Anthropic Claude’s New File Feature Raises Security Red Flags

Anthropic warns that its latest productivity tool could expose sensitive user data to threat actors.

Claude taps into file creation

A major update to Anthropic’s Claude AI platform allows the chatbot to create and edit Word documents, Excel spreadsheets, PowerPoint slides, PDFs and other common business documents. The tool, available through Claude’s website and desktop apps for Windows and macOS, promises faster, more flexible content generation.

The feature is initially limited to Claude Max, Team and Enterprise users, with the Pro version to roll out in the coming weeks. To test it, subscribers must enable “Upgraded file creation and analysis” under the experimental settings tab.
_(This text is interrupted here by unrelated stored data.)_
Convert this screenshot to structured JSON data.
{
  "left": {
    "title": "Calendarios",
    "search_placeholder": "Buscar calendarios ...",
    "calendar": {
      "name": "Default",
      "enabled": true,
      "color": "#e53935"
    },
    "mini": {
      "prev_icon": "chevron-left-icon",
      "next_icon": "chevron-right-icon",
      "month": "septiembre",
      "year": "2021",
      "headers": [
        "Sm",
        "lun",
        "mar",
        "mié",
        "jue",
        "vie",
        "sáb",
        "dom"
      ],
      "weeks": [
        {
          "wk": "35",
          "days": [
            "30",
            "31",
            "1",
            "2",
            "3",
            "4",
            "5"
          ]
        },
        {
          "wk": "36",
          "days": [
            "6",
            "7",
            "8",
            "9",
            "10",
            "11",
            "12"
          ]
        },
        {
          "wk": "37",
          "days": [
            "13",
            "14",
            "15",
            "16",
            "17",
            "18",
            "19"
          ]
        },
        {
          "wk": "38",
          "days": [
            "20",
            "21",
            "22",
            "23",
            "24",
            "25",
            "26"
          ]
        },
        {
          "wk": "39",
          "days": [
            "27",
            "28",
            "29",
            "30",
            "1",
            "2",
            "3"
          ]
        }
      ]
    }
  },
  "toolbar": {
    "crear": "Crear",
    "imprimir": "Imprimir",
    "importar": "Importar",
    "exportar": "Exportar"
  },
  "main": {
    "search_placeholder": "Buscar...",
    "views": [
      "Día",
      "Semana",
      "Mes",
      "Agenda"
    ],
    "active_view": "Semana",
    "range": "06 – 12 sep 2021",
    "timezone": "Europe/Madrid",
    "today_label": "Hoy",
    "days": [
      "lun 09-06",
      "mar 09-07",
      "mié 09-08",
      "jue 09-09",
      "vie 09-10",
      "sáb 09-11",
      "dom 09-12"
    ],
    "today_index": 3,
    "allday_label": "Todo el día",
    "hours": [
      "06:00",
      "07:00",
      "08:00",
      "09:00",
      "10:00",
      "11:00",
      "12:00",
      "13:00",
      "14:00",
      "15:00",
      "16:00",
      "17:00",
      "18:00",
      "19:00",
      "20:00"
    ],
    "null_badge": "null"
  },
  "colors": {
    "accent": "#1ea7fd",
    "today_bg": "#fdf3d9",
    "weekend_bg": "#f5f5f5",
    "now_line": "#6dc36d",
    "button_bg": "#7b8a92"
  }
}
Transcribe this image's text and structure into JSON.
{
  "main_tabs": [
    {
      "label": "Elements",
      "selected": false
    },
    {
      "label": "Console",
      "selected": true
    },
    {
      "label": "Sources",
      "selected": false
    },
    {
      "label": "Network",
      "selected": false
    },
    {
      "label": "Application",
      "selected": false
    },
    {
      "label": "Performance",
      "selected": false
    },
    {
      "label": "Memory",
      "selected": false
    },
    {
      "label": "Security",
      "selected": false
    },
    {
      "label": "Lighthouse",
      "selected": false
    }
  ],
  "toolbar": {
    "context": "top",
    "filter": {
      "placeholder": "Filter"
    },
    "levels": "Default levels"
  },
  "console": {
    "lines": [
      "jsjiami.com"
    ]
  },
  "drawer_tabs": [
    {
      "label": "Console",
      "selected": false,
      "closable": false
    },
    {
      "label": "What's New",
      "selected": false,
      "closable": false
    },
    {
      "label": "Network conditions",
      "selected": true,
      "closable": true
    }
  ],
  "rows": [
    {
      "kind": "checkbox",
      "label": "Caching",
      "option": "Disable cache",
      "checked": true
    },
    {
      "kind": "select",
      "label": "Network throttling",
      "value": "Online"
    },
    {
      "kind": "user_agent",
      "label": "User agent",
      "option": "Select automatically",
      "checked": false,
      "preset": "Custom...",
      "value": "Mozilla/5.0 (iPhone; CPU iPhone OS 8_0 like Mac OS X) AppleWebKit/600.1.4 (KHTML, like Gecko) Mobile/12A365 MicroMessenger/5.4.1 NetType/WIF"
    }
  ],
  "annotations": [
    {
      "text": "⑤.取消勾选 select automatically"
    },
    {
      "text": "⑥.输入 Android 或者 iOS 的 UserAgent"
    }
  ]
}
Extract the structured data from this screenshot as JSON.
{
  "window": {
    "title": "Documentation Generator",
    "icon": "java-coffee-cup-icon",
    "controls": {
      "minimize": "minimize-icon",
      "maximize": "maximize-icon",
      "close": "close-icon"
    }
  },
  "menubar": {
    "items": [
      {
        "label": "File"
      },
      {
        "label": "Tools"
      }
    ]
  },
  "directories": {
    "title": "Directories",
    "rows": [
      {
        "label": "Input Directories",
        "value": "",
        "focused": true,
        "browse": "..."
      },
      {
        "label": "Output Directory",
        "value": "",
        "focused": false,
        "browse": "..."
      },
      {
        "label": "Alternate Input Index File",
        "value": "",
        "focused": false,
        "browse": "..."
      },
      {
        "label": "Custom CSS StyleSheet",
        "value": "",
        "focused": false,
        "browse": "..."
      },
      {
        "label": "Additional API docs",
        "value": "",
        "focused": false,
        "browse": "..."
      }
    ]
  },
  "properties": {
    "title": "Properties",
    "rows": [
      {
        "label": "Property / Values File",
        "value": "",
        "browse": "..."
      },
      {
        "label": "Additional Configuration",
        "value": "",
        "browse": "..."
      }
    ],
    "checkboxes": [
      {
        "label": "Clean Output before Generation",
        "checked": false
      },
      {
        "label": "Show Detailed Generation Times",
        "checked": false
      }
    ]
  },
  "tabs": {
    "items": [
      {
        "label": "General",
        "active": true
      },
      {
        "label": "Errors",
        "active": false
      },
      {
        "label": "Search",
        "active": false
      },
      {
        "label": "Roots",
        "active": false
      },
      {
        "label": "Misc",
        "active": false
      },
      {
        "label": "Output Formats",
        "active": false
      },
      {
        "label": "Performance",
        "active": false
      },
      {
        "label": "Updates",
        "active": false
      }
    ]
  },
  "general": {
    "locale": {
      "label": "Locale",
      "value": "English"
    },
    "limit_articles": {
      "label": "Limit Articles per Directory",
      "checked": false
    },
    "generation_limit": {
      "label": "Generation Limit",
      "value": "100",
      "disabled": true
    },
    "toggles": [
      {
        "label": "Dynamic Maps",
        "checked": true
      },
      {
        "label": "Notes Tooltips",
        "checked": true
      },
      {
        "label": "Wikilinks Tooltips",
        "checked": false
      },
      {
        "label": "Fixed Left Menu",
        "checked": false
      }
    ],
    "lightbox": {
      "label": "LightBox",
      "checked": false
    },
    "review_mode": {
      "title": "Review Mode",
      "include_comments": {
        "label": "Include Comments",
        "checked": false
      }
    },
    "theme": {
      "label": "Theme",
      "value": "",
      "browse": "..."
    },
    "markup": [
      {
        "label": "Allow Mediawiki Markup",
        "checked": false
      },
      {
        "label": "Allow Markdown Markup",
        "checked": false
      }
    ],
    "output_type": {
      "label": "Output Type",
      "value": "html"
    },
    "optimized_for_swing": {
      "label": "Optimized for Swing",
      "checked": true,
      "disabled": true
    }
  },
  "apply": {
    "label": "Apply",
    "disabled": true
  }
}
Security concerns from Anthropic itself

Anthropic has acknowledged that the feature is not without risk. The tool requires some internet access to fetch code libraries, and threat actors could exploit this through tactics like prompt injection. Such attacks may trick Claude into running arbitrary code or pulling sensitive information from connected sources.

The AI operates in a sandboxed environment with restricted network access. However, security researchers note that even controlled environments can sometimes be manipulated to leak data. Anthropic itself cautions that the feature “may put your data at risk.”

Mitigation measures and user burden

To counter these threats, Anthropic has implemented a variety of safeguards for individuals:

• The ability to freely toggle the feature on and off
• Monitoring Claude’s actions in real time while using the feature (highly recommended)
• Reviewing and auditing completed tasks
• Restricting the duration of sandbox sessions
• Capping network and storage resources to limit the potential damage of any exploit
• Implementing a detection mechanism for prompt injections that stops execution upon detecting them

Still, much of the responsibility lies with users. Anthropic recommends stopping Claude immediately if it behaves unexpectedly and reporting suspicious activity. Critics argue that this leaves individuals and organizations to police their own use of the tool rather than benefiting from stronger built-in safeguards.

Proceeding with caution

Anthropic says it has conducted extensive red-teaming and ongoing security testing but advises organizations to evaluate the feature against their own standards before adopting it. For home users, the best defense may be the simplest: avoid feeding Claude personal or confidential information altogether.

These warnings also come in light of broader debates over Anthropic’s handling of security and privacy. The company recently shifted its stance to allow sharing of users’ conversations for AI training, raising questions about how the platform may be storing and reusing sensitive data. Additionally, researchers identified a global extortion campaign in which cybercriminals weaponized Claude’s coding capabilities to perform reconnaissance, data theft and even ransom negotiations.